YOKOTA AIR BASE, Japan — The words that Navy veteran James Walker had longed to hear for almost 46 years appeared on his Facebook page Saturday.
“Your search is over .. I am found .. i love you Dad,” said the message from a woman claiming to be the daughter he left behind in Japan when he went off to fight in the Vietnam War.
Walker contacted the person who made the post, Emi McGowan of Sarasota, Fla., and then questioned her mother, Tomie Miller of Mesa, Ariz.
“I called her mother, and she told me things that only her mother would know,” he said, noting that he’s been contacted by numerous scam artists claiming to be his daughter since Stars and Stripes ran a story about his search in March.
“You never know if somebody is trying to pull something over on you,” he said.
Now, he’s convinced that his search is over.
Shortly after his daughter’s birth in 1968, Walker got orders to return to the U.S. from Japan. At the time, he was a petty officer third class at Naval Air Facility Atsugi, near Tokyo.

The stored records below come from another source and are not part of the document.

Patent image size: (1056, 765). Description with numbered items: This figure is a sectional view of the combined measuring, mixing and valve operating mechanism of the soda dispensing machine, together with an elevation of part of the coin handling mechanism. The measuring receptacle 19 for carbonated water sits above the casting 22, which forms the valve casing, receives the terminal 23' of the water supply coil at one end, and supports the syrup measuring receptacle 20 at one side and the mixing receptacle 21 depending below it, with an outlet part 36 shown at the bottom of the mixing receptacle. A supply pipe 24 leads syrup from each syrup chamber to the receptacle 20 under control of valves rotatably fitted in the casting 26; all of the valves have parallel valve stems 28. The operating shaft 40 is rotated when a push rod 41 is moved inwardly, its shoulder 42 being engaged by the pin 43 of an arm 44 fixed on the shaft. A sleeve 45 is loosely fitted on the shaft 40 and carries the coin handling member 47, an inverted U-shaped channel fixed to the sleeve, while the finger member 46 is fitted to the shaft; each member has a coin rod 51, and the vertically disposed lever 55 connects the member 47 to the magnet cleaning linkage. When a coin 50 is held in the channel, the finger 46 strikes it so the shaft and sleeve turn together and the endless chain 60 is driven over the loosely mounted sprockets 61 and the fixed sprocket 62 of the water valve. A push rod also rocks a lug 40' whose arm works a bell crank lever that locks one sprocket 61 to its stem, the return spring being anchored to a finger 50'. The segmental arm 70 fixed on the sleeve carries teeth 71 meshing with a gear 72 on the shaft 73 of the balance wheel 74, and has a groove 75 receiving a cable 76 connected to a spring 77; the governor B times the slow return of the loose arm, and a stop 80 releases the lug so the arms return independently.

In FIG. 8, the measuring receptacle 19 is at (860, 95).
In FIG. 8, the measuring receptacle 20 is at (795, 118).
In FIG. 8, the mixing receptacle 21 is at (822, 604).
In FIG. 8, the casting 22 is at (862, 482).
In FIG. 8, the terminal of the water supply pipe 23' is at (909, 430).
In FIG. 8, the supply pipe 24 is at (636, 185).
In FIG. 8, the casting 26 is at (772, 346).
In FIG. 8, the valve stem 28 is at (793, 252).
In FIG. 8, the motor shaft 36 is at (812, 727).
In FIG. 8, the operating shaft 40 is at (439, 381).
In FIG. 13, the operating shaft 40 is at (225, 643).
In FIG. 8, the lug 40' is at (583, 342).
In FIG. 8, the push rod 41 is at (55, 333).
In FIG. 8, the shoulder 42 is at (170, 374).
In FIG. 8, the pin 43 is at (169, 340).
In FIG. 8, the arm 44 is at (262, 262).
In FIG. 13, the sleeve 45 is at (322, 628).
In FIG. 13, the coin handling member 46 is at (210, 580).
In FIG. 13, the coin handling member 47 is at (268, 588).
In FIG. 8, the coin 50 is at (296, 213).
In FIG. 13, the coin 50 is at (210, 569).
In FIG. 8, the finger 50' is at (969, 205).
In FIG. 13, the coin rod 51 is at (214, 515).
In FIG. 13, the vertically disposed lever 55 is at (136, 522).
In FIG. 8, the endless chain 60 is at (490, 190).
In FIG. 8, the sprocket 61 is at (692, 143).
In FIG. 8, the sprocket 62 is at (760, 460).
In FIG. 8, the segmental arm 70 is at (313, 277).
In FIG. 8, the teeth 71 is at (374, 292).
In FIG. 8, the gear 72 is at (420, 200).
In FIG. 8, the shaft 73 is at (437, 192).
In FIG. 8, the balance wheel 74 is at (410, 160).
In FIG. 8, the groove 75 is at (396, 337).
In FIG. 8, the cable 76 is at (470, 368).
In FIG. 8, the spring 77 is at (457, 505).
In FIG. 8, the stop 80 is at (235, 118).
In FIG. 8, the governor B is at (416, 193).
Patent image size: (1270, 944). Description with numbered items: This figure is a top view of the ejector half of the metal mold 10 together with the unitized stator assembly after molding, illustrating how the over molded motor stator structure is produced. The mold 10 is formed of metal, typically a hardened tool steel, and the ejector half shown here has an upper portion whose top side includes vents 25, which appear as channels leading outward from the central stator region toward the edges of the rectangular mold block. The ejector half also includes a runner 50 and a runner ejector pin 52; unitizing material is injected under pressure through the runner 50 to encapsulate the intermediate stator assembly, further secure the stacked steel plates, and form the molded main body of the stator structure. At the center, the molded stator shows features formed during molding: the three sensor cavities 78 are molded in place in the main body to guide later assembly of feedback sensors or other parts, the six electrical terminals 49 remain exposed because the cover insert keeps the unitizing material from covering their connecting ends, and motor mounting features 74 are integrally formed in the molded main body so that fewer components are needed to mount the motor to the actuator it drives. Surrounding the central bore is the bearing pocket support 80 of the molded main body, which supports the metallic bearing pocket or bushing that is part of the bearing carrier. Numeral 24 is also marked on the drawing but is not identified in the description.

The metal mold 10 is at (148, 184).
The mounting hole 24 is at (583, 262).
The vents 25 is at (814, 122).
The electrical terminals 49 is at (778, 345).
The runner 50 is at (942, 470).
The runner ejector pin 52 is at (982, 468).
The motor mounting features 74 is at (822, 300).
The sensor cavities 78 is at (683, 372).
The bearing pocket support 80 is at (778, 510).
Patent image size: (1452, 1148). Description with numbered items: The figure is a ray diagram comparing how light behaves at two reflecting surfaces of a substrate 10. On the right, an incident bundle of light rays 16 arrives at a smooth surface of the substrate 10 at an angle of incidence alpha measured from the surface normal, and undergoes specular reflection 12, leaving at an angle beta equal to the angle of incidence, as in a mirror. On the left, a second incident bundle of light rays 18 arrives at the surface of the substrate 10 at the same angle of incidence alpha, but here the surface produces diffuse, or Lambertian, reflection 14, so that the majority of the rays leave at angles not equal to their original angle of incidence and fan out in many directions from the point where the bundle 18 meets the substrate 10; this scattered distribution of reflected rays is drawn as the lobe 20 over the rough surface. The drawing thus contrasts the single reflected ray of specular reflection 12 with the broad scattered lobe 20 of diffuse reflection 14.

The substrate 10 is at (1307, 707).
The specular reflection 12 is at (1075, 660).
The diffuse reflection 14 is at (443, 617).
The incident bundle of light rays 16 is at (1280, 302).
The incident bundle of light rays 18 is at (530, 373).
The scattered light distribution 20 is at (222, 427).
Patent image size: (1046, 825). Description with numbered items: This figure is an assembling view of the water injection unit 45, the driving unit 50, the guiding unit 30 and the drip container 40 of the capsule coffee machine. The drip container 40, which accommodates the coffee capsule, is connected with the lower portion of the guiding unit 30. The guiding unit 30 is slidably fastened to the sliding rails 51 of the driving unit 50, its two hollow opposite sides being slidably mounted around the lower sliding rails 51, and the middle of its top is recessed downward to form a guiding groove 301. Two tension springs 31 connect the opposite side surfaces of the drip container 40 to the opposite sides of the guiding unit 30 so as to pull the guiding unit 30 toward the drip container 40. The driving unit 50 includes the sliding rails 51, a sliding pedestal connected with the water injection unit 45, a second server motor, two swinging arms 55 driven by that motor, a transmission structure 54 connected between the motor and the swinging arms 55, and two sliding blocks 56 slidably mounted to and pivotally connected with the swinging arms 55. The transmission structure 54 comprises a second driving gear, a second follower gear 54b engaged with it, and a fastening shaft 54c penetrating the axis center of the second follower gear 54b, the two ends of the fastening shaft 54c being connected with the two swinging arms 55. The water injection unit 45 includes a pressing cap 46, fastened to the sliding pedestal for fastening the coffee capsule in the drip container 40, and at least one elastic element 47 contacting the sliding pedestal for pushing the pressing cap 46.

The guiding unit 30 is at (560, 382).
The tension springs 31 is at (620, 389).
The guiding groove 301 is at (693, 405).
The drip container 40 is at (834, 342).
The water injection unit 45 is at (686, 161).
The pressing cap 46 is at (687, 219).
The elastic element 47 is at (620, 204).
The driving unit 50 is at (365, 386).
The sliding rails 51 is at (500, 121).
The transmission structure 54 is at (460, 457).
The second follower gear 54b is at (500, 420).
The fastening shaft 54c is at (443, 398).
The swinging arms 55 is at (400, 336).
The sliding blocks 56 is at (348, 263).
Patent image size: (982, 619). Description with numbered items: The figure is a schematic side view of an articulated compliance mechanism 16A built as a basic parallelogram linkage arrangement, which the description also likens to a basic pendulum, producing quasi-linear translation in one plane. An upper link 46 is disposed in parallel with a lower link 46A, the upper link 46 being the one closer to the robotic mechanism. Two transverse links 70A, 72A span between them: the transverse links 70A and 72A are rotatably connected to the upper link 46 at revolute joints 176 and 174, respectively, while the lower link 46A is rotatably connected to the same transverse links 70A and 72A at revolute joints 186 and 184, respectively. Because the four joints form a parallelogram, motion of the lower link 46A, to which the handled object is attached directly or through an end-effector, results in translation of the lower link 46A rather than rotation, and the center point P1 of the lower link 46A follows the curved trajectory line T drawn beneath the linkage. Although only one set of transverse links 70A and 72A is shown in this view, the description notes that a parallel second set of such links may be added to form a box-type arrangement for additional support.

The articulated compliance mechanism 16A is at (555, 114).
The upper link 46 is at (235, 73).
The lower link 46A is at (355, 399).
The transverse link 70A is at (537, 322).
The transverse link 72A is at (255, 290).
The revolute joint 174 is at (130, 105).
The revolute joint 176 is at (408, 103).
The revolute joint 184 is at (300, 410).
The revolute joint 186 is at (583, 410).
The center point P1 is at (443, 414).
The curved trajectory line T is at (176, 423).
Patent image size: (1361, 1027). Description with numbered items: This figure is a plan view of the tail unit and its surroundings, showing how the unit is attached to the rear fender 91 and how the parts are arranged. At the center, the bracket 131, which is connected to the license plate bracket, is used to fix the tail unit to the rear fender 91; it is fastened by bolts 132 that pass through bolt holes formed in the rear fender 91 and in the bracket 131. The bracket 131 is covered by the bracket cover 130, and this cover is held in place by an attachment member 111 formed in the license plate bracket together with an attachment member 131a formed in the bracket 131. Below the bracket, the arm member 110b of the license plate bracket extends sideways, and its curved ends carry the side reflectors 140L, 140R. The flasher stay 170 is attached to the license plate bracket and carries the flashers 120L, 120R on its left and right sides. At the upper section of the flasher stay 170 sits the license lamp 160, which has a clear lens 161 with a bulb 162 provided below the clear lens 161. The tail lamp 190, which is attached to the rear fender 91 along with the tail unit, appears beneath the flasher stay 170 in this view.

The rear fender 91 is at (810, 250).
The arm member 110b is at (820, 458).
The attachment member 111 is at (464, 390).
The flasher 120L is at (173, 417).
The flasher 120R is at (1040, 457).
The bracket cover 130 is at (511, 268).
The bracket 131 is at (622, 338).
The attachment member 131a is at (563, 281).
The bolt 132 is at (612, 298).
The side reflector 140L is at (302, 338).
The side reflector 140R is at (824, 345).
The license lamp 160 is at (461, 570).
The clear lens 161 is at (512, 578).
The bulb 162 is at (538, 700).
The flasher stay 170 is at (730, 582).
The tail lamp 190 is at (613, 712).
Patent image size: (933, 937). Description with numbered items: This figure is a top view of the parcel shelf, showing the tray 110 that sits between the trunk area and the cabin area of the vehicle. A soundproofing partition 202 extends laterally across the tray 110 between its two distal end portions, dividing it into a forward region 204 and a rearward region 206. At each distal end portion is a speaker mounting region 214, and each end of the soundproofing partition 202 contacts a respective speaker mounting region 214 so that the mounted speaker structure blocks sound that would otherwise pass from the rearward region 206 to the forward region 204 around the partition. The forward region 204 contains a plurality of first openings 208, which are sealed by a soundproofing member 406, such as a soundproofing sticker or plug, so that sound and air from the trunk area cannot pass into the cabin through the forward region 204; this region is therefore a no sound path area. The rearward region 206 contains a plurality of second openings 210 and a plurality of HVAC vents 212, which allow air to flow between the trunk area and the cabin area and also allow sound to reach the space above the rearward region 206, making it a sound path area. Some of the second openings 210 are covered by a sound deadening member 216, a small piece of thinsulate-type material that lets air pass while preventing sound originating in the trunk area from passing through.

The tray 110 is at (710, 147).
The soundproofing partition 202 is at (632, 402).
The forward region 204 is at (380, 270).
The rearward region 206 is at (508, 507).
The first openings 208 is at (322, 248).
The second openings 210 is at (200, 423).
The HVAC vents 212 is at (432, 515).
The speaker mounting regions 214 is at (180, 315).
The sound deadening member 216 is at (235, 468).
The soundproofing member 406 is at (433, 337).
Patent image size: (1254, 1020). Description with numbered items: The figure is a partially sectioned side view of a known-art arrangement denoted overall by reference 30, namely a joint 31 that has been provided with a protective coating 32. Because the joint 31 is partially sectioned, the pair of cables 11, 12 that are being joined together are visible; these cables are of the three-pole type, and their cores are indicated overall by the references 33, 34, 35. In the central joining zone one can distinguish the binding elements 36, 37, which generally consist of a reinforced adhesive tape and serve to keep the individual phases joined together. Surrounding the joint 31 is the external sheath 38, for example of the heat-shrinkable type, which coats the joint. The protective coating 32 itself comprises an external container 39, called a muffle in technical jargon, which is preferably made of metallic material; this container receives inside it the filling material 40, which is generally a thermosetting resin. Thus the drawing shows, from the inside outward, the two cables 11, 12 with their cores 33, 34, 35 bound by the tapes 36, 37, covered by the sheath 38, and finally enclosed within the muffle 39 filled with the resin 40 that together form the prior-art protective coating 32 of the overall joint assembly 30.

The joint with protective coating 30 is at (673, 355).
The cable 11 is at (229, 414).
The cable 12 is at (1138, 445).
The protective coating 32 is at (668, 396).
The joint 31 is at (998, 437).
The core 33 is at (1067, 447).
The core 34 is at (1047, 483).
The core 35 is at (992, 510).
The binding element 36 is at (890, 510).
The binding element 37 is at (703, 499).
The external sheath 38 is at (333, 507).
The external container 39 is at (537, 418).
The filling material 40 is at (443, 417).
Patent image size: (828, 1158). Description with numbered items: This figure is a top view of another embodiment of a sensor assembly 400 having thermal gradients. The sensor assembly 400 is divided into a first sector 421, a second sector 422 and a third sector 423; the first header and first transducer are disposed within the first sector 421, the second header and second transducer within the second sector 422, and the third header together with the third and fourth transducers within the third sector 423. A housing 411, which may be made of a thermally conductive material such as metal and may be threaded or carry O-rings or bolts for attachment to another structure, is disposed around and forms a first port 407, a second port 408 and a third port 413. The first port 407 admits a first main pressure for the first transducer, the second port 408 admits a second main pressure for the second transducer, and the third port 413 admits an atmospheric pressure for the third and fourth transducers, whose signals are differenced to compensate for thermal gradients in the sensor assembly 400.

Walker wrote to the girl many times and made other unsuccessful efforts to track her down, including a trip back to their old neighborhood near Atsugi. He credited the Stars and Stripes article, which was translated into Japanese and widely shared on Facebook, with helping him make the breakthrough.
McGowan, who said she has been searching for her father since she was 18, reported that a friend saw the story and sent her the accompanying photo.
“I looked at the baby in the picture and I was looking at myself in the mirror. My face has really not changed,” she said.
The pair’s first phone conversation was emotional, with father and daughter in tears at times.
“She has been trying to find me,” Walker said. “She was doing everything she could but didn’t know how to go about it. The Lord stayed with us, and we kept working.”
They were quickly swapping photographs online. Walker got to see how his daughter had grown into a woman.
Walker was told that, after he left Japan, his girlfriend started dating another sailor and the pair got married. McGowan grew up in U.S. military communities in Japan, California and Hawaii, she said.
When her stepfather was sent to Yokosuka, Japan, she attended elementary school there. After stints in Pennsylvania and Hawaii, she ended up living with her mother in Oceanside, Calif., she said.
“I didn’t know that my first stepfather wasn’t my real dad until I was 9 years old,” McGowan said.
Her search for her father was complicated since she had known only his name, age and a little of what he looked like, she said.
“I never had a picture,” she said. “I knew he had blonde hair and blue eyes and a cleft chin. I have the same cleft chin.”
Walker’s search was likely complicated by her mother’s four marriages and multiple name changes, she said.
McGowan said her life hasn’t been easy. She ran a flower shop and worked other jobs in California but nowadays she’s homeless and living in front of a church in Sarasota.
She said she has three children of her own.
Walker said he and his wife are planning to visit his daughter in Florida this winter.